Monday, January 19, 2009 10:03:50 PM

Post# of 197
Going Paperless: Depository Drives Down Certificate Inventory

By Edward C. Kelleher
Going Paperless Article Artwork

The Depository Trust Company’s (DTC) ongoing dematerialization efforts hit a new low – or new high, depending on how you look at it – when the number of certificates held in its vaults dipped below the 3 million mark in September.As of September 30, 2006, the number of certificates held by the depository fell to 2,997,483, according to Joseph Clemente, DTCC product manager, Asset Services.

The ongoing reduction in certificates is part of DTC’s overall dematerialization plan aimed at eliminating all paper certificates in the securities industry. The number of certificates held by the depository has gone from a high of more than 30 million in 1990 to approximately 8 million in 2000, with steady reductions in the past few years, to 3.9 million in 2004 and now fewer than than 3 million.
The DRS factor

Several factors have contributed to the decline in the number of vault certificates. Use of DTC’s Direct Registration System (DRS) – which enables investors to register ownership of their shares electronically with either the issuing company or its transfer agents – has increased dramatically in the last year and a half. "In January 2005, approximately 5% of all eligible issues were opting to use DRS. That number has jumped to 26% in the last 19 months," said Clemente. To date, there are 1,234 issues that are DRS-eligible.

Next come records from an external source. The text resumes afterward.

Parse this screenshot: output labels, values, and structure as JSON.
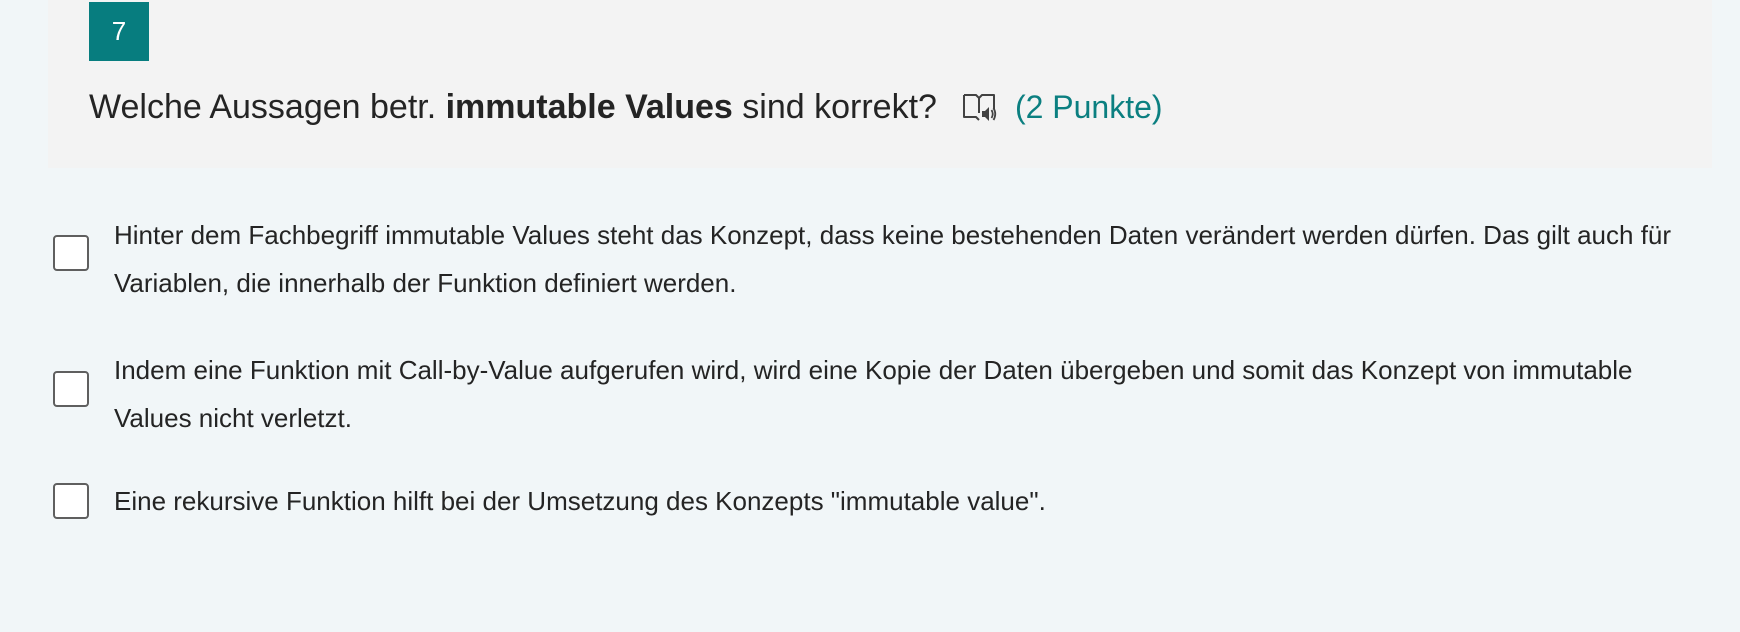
{
  "question": {
    "number": "7",
    "text_before": "Welche Aussagen betr. ",
    "text_bold": "immutable Values",
    "text_after": " sind korrekt?",
    "reader_icon": "immersive-reader-icon",
    "points": "(2 Punkte)"
  },
  "options": [
    {
      "label": "Hinter dem Fachbegriff immutable Values steht das Konzept, dass keine bestehenden Daten verändert werden dürfen. Das gilt auch für Variablen, die innerhalb der Funktion definiert werden.",
      "checked": false
    },
    {
      "label": "Indem eine Funktion mit Call-by-Value aufgerufen wird, wird eine Kopie der Daten übergeben und somit das Konzept von immutable Values nicht verletzt.",
      "checked": false
    },
    {
      "label": "Eine rekursive Funktion hilft bei der Umsetzung des Konzepts \"immutable value\".",
      "checked": false
    }
  ],
  "colors": {
    "accent": "#077d7f",
    "points_text": "#0b7f80",
    "header_background": "#f3f3f3",
    "page_background": "#f1f6f8"
  }
}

With DRS, investors can choose certificates or DRS statements. "Many of the large broker/dealers are looking to default to DRS statements unless a customer specifically asks for a certificate," said Salvatore DiPaola, DTC transfer agent liaison. Use of certificates should further decline next year when all new issues listing on the New York Stock Exchange, NYSE Arca, Nasdaq and the American Stock Exchange on or after January 1, 2007, will be required to be DRS-eligible. Existing issues will have to become DRS-eligible by January 1, 2008. The Securities and Exchange Commission (SEC) approved the rule changes requested by the exchanges earlier this year.

Also, an increasing number of companies, including industry leaders such as Intel and Nuveen, have gone completely "certificateless" and only register shareholders via paperless electronic ownership records.
Non-transferable certificates

The major contributor to the dwindling vault population, however, is DTC’s ongoing shredding of non-transferable certificates. With the approval of the SEC, DTC began the destruction of thousands of non-transferable certificates in 2004 and continues to shred about 30,000 non-transferable certificates each month.

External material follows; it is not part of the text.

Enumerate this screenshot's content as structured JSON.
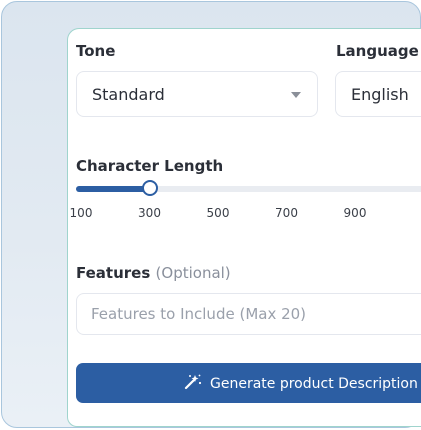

Over the years, the number of certificates in the depository’s vaults for which no transfer agent service was available grew considerably. In 2004, the number amounted to 1.2 million certificates. Today, that number of non-transferable certificates has been reduced to 959,028. The issues of non-transferable certificates are often equities of companies that have become inactive or insolvent.
PREM paper

Clemente said that brokers also have helped reduce the number of vault certificates by using the depository’s "Position Removal" or PREM function. PREM enables brokers to relinquish their positions in issues of non-transferable certificates, eventually allowing DTC to shred them. It is necessary for a participant to PREM before DTC can shred the certificates.

More than 343,600 certificates have been eliminated by the PREM function in 2006. PREM also lowers expenses for the brokers and their customers, since there is a monthly surcharge fee of $5 per issue for keeping position records open on certificates that have been non-transferable for more than six years. Customers can also deposit their non-transferable securities and immediately place them in PREM. DTC will destroy the certificates for them.

"It’s important that the industry continue to push for the elimination of physical certificates," said Lawrence Morillo, managing director of Pershing LLC and chairman of the Securities Industry and Financial Markets Association’s (SIFMA) Operations, Legal and Regulatory Committee. "Physical certificates are inefficient and expensive. Electronic registration of securities is safer, cheaper and more convenient for investors." SIFMA estimates that the cost of issuing paper certificates each year is $250 million, and that approximately 2 million certificates are lost each year with a replacement cost of $50 million.

DTC follows a four-step program when it destroys any non-transferable securities. First, three months prior to destruction, it publishes a list of CUSIPs and security descriptions for the certificates slated for destruction. Next, it allows customers to withdraw certificates from the list if they wish, and it then images each certificate before moving to the final step when the paper certificates are shredded by giant industrial shredders, supervised by DTC staff.